Nancy: 16 years in Hudson valley (no. suburban NYC), then Providence, Boston, now Californian by preference and adoption. Though surrounded by it, I didn't ever fully use the accent of the region where I grew up (thankfully) though neither did I fully pick up a west coast accent later on. People who hear my accent now usually identify it as vaguely east coast.

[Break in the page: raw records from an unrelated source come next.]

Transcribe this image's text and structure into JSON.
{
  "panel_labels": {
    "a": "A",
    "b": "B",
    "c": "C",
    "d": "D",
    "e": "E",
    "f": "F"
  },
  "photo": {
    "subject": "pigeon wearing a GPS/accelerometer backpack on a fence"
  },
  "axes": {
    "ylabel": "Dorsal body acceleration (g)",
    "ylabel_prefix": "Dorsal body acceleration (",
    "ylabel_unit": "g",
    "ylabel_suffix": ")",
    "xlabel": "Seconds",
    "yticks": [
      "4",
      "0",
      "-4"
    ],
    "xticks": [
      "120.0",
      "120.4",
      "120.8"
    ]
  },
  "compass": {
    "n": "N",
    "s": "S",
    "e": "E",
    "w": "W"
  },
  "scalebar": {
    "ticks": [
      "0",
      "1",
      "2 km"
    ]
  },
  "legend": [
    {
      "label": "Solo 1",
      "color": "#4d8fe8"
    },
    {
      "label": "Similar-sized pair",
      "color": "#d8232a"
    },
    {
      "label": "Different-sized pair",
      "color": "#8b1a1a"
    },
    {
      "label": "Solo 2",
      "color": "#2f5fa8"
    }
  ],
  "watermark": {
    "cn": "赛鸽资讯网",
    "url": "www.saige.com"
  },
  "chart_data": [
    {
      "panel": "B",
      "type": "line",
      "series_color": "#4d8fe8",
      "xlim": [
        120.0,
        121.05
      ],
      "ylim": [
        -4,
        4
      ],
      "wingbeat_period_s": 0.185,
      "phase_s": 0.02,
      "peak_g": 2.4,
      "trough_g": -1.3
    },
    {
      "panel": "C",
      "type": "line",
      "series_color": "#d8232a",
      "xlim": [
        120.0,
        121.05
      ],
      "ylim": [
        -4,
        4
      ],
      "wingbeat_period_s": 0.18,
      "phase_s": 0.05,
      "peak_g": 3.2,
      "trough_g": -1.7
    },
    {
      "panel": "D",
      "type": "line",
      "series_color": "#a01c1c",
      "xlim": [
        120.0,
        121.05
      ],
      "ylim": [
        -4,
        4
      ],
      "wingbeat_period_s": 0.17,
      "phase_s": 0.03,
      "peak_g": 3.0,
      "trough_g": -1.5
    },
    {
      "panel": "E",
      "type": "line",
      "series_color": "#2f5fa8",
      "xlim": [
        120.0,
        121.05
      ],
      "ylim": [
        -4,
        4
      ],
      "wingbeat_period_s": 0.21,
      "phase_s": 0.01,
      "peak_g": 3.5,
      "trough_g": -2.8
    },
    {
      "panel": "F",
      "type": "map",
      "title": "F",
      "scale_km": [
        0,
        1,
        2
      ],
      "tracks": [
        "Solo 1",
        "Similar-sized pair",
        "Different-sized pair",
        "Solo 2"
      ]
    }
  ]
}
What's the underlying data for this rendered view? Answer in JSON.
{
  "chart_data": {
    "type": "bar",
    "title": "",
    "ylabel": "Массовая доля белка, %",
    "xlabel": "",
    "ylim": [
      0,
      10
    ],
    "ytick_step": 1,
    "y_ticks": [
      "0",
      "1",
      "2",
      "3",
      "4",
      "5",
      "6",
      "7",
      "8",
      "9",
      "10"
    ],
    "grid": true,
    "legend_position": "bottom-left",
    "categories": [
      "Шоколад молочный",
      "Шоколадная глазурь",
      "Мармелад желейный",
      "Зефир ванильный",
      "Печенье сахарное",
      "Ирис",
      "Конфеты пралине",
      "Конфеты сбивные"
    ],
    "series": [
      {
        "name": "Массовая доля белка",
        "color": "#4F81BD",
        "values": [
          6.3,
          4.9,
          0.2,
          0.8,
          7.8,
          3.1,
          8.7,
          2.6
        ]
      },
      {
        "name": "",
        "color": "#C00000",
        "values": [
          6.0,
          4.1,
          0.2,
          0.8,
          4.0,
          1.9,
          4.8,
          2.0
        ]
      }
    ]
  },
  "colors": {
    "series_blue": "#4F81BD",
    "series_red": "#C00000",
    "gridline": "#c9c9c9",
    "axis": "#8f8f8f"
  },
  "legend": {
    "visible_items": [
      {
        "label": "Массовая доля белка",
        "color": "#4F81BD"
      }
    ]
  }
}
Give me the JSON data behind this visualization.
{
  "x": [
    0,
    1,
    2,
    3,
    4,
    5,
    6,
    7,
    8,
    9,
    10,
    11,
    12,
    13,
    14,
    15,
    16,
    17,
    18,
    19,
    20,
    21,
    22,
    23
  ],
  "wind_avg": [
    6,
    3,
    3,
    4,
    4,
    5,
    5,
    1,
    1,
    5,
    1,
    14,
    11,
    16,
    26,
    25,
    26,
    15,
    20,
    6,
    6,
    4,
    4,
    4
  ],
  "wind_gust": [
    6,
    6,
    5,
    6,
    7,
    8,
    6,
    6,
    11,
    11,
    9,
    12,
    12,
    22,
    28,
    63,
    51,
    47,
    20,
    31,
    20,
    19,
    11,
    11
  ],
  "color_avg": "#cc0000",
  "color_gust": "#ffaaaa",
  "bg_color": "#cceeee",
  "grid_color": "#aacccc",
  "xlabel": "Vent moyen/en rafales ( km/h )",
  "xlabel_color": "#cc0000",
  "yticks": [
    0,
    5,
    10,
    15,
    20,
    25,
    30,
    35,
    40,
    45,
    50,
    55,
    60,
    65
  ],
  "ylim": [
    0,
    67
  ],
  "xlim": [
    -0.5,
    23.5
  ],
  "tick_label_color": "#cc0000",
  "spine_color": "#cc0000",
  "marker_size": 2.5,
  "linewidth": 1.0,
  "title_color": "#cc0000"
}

Claudia: very perceptive. I also pronounce it that way when speaking English. In AE we put the stress on the 3rd syllable -O- which means that syllable 2 (-ra-) is unstressed and therefore by the phonetic rules of English would normally be a schwa sound (sound of 'a' in 'about'), but this is awkward and we don't handle unstressed-a plus o very well. As search of Websters 1913 unabridged using regular expressions turns up only 12 different roots, many of which we simply ignore the unstressed 'a', for example Pharaoh and extraordinary (some dialects). For some reason, in words with a combining prefix with a secondary stress (like supra-, infra-, etc.) I do pronounce both the 'a' and the 'o', e.g.: infraocular, supraoccipital.
By the way, this is a great source for research, because regular expression searches are a great way to answer many kinds of questions. Here's a standard English parlor-game type question you can try:
What English word or words have all five vowels (aeiou) in the word, in alphabetical order? There are two common ones, and several others.
To find the answer, go to http://www.dict.org/bin/Dict
and search for
^[^ aeiou]*a[^ aeiou]*e[^ aeiou]*i[^ aeiou]*o[^ aeiou]*u[^ aeiou]*$
using Old basic regular expressions and Webster's unabridged 1913.